Psychological warfare

Israel wages psychological warfare as part of its occupation. That is part of a deliberate strategy.

Ariel Sharon, the late Israeli political and military leader, developed a philosophy of what has been called “maintained uncertainty.”

The analyst Alastair Crooke has written about how – through implementing Sharon’s philosophy – Israel “repeatedly extended and then limited the space in which Palestinians could operate by means of an unpredictable combination of changing and selectively enforced regulations.”

Palestine itself has been dissected through the construction of Israel’s settlements and road networks reserved for settlers. All of this was intended to induce in Palestinians a sense of “permanent temporariness,” Crooke has written.

Israel’s psychological warfare has become more extreme since Operation Cast Lead.

During the major attacks on Gaza of 2012 and 2014, Israel adopted stronger tactics of torment and harassment than it had previously deployed. Israeli forces phoned Palestinians with hostile messages, dropped leaflets with threatening content from planes and interrupted Palestinian radio and TV programs so that they could broadcast Israeli propaganda.

The International Criminal Court’s decision to open an investigation into crimes in the occupied West Bank and the Gaza Strip is significant. Finally, Israel may be held to account for some of its crimes.

The decision also raises questions.

Why has it taken the ICC so long to arrive at this decision?

Why does the ICC wish to investigate the activities of both Israel and Palestinian armed groups? Why is treating “both sides” – the occupier and the occupied – as if they are equal?

Why is the investigation limited to things that happened after June 2014? That means that many of Israel’s crimes – including those committed during Operation Cast Lead – have been neglected.

Will Israel’s impunity really end? Do Palestinian lives matter for the world’s most powerful governments and institutions?

Palestinians know very well that the US and European Union are complicit in the crimes committed against them.
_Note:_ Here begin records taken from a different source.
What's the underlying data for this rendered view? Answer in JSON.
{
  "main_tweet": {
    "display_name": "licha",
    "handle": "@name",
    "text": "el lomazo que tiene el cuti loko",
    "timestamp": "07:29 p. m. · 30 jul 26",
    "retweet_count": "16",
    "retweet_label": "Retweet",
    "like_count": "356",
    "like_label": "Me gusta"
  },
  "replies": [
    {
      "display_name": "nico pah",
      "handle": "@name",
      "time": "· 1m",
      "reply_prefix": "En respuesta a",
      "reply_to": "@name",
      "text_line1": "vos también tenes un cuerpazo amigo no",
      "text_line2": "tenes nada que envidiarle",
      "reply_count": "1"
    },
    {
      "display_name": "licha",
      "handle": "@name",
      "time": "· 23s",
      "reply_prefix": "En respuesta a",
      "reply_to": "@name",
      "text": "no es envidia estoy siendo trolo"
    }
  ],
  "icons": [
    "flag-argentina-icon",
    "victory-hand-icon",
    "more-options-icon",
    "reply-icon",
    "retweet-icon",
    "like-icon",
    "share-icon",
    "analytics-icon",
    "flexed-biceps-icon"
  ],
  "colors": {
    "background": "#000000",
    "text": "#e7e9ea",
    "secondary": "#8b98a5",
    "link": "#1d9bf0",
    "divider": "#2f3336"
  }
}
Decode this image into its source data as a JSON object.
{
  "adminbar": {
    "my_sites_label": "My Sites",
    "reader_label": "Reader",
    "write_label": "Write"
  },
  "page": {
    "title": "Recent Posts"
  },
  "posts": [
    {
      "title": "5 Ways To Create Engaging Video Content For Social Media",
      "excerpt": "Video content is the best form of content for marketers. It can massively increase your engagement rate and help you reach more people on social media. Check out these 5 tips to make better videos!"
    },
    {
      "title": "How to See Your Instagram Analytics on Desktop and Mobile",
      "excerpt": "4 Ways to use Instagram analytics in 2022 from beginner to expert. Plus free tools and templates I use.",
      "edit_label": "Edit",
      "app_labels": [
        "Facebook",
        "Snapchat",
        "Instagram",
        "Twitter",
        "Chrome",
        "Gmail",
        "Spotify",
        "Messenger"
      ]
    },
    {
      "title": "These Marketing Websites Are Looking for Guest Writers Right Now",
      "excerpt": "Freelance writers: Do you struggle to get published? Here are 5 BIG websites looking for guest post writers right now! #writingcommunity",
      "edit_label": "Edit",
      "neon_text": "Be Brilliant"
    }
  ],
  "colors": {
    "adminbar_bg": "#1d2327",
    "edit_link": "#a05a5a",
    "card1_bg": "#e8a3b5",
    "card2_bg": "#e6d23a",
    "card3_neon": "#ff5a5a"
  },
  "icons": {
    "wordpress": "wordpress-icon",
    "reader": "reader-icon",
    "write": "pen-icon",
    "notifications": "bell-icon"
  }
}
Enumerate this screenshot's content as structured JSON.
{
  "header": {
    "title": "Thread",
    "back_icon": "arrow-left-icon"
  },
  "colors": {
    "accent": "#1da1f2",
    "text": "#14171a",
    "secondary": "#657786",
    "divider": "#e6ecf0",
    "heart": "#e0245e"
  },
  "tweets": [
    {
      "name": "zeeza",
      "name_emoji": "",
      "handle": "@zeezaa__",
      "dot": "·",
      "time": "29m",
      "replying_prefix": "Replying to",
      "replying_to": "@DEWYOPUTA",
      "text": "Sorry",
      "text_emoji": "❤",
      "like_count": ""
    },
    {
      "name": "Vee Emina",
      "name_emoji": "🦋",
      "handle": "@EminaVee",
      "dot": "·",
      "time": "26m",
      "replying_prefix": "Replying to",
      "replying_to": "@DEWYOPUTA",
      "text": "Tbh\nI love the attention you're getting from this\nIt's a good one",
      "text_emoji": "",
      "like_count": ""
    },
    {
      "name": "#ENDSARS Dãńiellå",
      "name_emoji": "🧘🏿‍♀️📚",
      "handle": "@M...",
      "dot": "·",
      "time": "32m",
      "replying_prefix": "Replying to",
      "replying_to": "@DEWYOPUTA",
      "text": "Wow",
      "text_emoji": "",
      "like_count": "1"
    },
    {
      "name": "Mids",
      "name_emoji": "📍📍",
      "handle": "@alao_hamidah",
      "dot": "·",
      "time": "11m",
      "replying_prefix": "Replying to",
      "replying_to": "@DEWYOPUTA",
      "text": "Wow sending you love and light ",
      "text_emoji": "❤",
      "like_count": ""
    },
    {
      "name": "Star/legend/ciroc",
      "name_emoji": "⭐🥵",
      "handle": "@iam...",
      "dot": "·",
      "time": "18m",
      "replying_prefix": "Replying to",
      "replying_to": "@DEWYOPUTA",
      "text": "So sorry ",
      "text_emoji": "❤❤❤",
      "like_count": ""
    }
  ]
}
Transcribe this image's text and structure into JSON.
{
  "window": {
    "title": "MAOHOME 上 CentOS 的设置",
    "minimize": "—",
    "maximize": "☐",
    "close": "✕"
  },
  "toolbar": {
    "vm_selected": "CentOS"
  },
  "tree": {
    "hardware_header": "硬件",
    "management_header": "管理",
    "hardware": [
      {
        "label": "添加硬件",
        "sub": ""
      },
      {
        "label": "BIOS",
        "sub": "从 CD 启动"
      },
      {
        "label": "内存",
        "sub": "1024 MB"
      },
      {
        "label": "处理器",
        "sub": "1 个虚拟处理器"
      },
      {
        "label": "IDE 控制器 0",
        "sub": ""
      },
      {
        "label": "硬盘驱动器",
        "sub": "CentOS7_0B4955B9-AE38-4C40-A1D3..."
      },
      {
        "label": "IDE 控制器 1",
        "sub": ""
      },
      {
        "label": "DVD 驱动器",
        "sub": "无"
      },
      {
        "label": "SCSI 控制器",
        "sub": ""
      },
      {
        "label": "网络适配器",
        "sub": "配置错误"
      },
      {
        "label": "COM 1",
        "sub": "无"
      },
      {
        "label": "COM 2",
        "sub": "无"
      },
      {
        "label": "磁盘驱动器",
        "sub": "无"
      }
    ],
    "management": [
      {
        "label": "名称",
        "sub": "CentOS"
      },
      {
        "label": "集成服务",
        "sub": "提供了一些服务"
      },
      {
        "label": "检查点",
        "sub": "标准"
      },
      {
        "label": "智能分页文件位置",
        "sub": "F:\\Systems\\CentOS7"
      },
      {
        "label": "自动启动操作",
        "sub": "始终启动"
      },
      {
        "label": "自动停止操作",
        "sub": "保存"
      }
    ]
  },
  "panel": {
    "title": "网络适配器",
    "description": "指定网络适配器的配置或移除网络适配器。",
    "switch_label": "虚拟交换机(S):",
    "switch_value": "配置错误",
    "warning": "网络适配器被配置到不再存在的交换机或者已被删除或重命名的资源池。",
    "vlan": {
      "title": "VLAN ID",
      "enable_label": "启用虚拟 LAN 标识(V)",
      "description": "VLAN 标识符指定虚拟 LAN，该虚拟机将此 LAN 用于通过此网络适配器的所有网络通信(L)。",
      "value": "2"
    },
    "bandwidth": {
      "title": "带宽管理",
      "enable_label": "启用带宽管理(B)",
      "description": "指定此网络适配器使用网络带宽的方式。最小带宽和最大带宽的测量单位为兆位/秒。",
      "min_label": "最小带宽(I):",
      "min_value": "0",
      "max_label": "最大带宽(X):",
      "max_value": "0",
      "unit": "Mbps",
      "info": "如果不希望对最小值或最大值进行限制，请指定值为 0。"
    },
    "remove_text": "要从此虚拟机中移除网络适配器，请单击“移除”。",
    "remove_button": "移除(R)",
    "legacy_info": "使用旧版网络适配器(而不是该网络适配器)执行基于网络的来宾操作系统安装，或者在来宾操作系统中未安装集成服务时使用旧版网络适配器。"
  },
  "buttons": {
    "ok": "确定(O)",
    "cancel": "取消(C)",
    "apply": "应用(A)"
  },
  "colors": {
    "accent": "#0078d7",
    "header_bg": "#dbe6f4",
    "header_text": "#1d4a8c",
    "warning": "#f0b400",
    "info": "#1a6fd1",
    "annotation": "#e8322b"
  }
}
They present themselves as advocates for human rights, yet finance and enable Israel’s violations of Palestinians’ basic rights.

Some of the protagonists in Operation Cast Lead enjoy an undeserved respectability.

Gabi Ashkenazi, the military chief who oversaw the offensive, is now Israel’s foreign minister. That means he holds the post which Tzipi Livni held in 2008 and early 2009, when she encouraged Israeli troops to behave extremely violently while attacking Gaza.

Today, Livni sits on the International Crisis Group’s board of trustees. The website of the International Crisis Group claims that it is “working to prevent wars and shape policies that will build a more peaceful world.”

Israel has always acted as if it is above international law. Ever since it was established, Israel has treated Palestinians as a “demographic time bomb” right from the moment they are born.

Although Israel has developed and put into practice a range of different techniques to contain and to break Palestinians, we have not gone away.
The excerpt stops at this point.